Александра Федоровна, изрядная меломанка, ожидаемо посадила внука за рояль. Гитара ее не интересовала ни в малейшей степени.
«На гитаре играла Елизавета Алексеевна — супруга императора Александра Павловича, а она с бибинькой не очень ладила», — предупредил Никса.
Так что Саша исполнил «К Элизе» и свежедоученную «Лунную сонату».
— Боже мой! — воскликнула Александра Федоровна. — Наконец-то в нашей семье появился мужчина, умеющий играть не только военные марши.
За сорок лет в России бабинька так и не выучила язык подданных, так что изъясняться предпочитала на французском. Саша похвалил себя за то, что вроде все понял.
— Как ты похорошел! — заметила императрица.
Ну, да! Аристократическая худоба после пятидневной голодовки.
Никса между прочим шепнул Саше, что папа́ получил от бабиньки втык за издевательство над ребенком.
— А Шопена не играешь? — спросила бабинька.
Кажется, играл какой-то ноктюрн и какой-то полонез. Лет сорок назад.
В отличие от Штрауса и (Господи прости!) Вагнера слишком изящный Шопен оставлял его равнодушным. Говорят, один из конкурентов композитора, выйдя с концерта громко закричал, и в ответ на недоумение своего спутника объяснил: «весь вечер было одно piano, так что теперь нужно хоть немного forte».
— По памяти точно нет, — вздохнул Саша.
Но, если бабинька действительно может сделать втык папа́, ради такой союзницы можно выучить хоть всего Шопена, каким бы тихим он ни был.
— Но, если есть ноты, смогу выучить, — героически прибавил он.
Александра Федоровна достала из шкафа увесистую нотную тетрадь и поставила на пюпитр перед Сашей. Села рядом (Саша успел вскочить и галантно пододвинуть ей стул) и они вместе начали листать альбом.

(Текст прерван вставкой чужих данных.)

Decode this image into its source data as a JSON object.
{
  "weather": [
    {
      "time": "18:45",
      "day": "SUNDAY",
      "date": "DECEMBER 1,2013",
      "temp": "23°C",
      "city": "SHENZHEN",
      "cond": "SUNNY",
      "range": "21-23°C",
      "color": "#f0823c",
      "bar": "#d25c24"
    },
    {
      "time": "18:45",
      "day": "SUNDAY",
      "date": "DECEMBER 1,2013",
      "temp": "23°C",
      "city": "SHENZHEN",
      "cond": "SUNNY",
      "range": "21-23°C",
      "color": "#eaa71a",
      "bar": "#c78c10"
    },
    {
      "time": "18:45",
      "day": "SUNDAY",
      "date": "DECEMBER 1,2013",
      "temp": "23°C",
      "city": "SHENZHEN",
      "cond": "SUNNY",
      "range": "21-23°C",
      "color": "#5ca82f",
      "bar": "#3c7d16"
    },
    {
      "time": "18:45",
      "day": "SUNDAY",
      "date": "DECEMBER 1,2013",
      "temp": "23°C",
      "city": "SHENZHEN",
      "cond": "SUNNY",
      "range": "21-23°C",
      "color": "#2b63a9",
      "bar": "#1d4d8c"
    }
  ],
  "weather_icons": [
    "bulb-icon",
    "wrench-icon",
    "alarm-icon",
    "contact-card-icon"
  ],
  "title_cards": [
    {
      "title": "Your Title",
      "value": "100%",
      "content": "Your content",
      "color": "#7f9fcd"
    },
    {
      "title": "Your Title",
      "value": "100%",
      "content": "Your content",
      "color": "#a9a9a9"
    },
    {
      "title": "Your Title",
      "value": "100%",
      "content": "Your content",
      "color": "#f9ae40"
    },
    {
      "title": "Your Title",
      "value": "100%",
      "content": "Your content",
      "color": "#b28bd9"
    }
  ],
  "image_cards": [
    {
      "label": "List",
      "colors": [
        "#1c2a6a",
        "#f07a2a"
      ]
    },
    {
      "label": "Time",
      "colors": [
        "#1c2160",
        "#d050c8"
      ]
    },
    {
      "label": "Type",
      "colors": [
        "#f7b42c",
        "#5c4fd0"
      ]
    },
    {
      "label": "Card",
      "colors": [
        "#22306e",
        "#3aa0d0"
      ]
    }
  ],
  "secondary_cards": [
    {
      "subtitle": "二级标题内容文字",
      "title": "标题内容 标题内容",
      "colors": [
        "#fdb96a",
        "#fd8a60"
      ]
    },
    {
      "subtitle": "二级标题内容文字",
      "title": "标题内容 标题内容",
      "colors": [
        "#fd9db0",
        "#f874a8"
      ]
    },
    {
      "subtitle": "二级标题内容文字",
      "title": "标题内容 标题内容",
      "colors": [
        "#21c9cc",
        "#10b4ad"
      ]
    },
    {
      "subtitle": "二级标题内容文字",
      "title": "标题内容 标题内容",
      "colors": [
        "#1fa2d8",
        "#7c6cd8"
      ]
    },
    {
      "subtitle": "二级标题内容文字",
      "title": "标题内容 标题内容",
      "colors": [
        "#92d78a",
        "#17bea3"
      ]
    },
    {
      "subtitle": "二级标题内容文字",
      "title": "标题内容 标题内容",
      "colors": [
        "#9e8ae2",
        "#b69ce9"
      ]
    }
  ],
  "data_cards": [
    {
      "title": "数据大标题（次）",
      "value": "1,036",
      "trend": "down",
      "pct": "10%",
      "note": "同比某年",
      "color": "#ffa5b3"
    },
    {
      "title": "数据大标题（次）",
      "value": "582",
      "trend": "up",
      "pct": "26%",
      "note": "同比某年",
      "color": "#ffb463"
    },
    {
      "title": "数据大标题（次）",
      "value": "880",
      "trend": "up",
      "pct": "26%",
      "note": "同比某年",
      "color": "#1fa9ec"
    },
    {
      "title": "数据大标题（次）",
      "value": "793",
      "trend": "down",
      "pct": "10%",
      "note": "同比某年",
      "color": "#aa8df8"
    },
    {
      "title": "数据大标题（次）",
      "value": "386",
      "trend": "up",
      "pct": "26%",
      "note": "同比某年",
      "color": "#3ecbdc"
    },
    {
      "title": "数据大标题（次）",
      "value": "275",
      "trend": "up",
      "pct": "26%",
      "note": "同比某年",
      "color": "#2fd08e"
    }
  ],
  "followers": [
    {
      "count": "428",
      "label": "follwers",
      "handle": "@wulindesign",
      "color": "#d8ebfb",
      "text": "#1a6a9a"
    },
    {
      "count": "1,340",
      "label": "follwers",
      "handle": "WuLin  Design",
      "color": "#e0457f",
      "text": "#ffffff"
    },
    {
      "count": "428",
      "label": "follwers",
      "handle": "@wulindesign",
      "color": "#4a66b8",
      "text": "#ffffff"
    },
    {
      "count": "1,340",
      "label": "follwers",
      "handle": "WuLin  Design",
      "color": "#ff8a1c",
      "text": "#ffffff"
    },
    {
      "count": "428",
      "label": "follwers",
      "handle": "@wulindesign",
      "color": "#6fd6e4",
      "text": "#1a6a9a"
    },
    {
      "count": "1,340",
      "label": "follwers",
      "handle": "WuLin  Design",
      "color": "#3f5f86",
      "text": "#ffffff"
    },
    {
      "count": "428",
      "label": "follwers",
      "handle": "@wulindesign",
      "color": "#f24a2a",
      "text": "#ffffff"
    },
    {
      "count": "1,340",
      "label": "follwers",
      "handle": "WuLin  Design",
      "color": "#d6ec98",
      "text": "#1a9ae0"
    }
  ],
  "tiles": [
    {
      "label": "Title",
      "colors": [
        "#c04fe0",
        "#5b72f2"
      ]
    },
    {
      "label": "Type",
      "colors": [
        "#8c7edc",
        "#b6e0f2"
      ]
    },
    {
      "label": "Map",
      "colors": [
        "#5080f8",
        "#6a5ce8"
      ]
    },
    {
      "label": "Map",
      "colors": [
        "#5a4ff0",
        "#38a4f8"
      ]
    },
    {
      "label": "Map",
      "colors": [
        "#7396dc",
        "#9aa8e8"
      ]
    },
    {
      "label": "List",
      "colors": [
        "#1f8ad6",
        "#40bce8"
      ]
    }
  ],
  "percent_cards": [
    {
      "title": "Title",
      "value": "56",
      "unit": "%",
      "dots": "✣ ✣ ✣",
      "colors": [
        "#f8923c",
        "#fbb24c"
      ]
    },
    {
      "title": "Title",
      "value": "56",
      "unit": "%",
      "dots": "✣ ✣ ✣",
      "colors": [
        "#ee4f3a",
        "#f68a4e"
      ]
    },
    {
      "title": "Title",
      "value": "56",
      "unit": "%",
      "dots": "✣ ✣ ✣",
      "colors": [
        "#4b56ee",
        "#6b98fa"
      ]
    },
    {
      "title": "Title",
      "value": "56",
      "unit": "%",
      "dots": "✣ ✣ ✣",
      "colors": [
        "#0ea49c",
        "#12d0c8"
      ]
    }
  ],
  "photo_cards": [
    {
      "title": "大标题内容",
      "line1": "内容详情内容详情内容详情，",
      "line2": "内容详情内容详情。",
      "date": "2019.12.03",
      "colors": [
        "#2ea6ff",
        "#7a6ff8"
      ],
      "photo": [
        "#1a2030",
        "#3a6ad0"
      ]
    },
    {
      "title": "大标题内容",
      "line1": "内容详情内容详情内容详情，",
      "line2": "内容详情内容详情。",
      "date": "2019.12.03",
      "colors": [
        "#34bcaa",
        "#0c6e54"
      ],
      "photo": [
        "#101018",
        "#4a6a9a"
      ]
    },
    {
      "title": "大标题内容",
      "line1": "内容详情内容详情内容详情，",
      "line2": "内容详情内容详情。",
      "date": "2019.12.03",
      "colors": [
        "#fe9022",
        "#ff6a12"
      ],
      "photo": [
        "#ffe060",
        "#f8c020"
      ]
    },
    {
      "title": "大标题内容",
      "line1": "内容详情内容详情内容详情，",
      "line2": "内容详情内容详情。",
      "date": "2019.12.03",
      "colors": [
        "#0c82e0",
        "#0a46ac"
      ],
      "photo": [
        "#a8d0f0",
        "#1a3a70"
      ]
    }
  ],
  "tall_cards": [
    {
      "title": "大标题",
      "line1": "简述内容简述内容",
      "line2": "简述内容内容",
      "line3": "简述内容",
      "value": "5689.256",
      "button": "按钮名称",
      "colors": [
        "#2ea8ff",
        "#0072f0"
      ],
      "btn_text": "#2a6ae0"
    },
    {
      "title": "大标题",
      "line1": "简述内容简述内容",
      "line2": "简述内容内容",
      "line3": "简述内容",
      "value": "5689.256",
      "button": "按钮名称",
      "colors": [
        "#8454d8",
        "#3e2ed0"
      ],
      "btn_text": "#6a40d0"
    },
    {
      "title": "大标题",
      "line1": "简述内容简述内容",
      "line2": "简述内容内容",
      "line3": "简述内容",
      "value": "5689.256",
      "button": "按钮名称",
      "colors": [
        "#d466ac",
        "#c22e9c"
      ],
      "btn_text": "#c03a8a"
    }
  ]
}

Кажется, один полонез он даже узнал, но покачал головой.
— Не с листа.
— Это тебе!
И бибинька закрыла ноты и всучила внуку.
— Ты, говорят, теперь не переносишь запаха табака?
— Да, — кивнул Саша. — Терпеть не могу!
— Как же ты стал похож на Нику! — воскликнула бабинька и посмотрела на него влюбленно.
Саша вспомнил, что Ника — это домашнее имя дедушки.
— Как же я мечтаю отучить Сашу от этой отравы! — сказала императрица, очевидно, имея в виду папа́.
Похоже сотрудничество намечалось взаимовыгодное.
— Я что-нибудь придумаю, — пообещал Саша.
— Ты действительно не ел пять суток?
— Да.
— Боже мой! — воскликнула бабинька. — Как твой отец это допустил! Как он мог так поступить с таким ангелом!
Пятнадцатого декабря вышел сдвоенный — тридцатый плюс тридцать первый — и последний в этом году номер «Колокола».
— Там опять что-то про тебя, — анонсировал Никса.
До братьев лондонский листок добрался только во вторник, 21-го.
Глава 9
Герцен внял совету быть посерьезнее и последний в 1858-м году номер начинался с пространной статьи, посвященной деятельности московского комитета по освобождению крестьян, точнее «улучшению крестьянского быта», как это стыдливо называлось в официальных изданиях.
Саша дал себе слово прочитать, но пока пролистал. Про него опять было в конце, зато много.
— Бенефис, — хмыкнул Никса.
«Великий князь Александр Александрович поражает, — писал Герцен. — Как мы помним, реакция европейской прессы на его попытки заниматься медициной была мягко говоря насмешливой. Виновным государь счел студента Московского университета Николая Склифосовского, который дал Его Высочеству первые уроки и подписал своим именем их совместные статьи в немецких, французских и английских медицинских изданиях.
Александр Николаевич изволил вспомнить о том, что он не только европейский правитель, но и азиатский деспот, истосковавшийся по родным гаваням с их рабской покорностью, невольничьими рынками и ливрейным слогом газет.
Так что Склифосовский был из университета исключен и из древней столицы выслан.
Тогда юный великий князь сделал то, что поставило его в один ряд с такими русскими подвижниками, как митрополит Филипп Колычев, который осмеливался возражать Иоанну Грозному, обличал опричников и был задушен Малютой Скуратовым.
Тогда Александр Александрович пообещал не принимать пищу, пока его учителя не восстановят в университете и не вернут в Москву.